Une Belge agressée à Cologne témoigne: "Ça a duré toute la soirée et toute la nuit"

Rédaction web Publié le - Mis à jour le

Suite aux agressions sexuelles et aux vols subis le soir du Nouvel an à Cologne, de nombreuses Allemandes livrent leurs témoignages dans la presse. Elles font état d'attouchements, essentiellement dans la gare et à proximité de la cathédrale, par des groupes d'hommes perçus comme des "arabes" ou des "nord-africains".

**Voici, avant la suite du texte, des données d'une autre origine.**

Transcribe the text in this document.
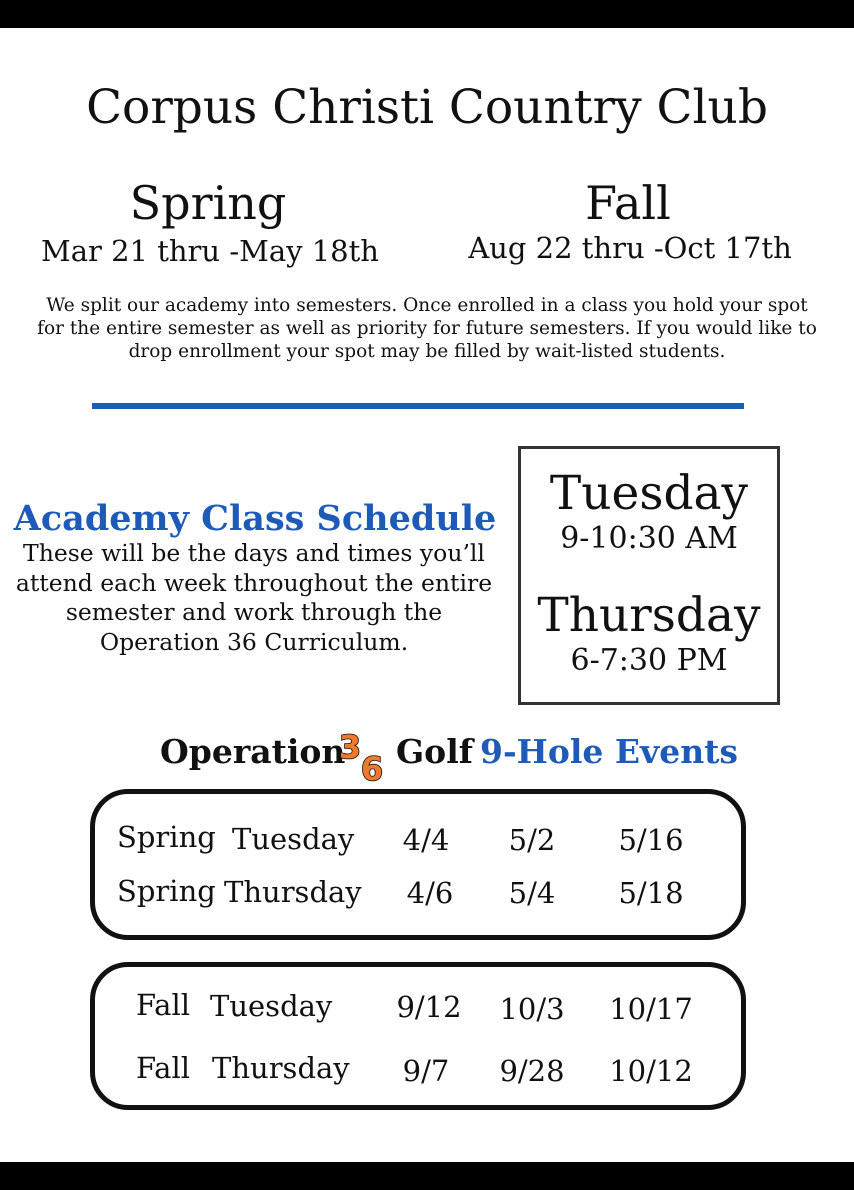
Corpus Christi Country Club
Spring
Mar 21 thru -May 18th
Fall
Aug 22 thru -Oct 17th
We split our academy into semesters. Once enrolled in a class you hold your spot for the entire semester as well as priority for future semesters. If you would like to drop enrollment your spot may be filled by wait-listed students.
Academy Class Schedule
These will be the days and times you’ll attend each week throughout the entire semester and work through the Operation 36 Curriculum.
Tuesday
9-10:30 AM
Thursday
6-7:30 PM
Operation
3
6 Golf 9-Hole Events
Spring Tuesday	4/4	5/2	5/16
Spring Thursday	4/6	5/4	5/18
Fall Tuesday	9/12	10/3	10/17
Fall Thursday	9/7	9/28	10/12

Une internaute de LaLibre.be, présente ce soir-là avec une amie dans la ville allemande, a contacté la rédaction pour signaler que "pas mal d'éléments ne sont pas mentionnés dans les articles". Préférant conserver l'anonymat*, elle regrette que "les journaux ne précisent pas que les victimes n'étaient pas qu'allemandes. Mon amie et moi étions venues de Liège. De plus, les origines des individus nous semblent peu correctes, nous avons eu affaire à pas mal d'individus d'origine turque et du Moyen-Orient".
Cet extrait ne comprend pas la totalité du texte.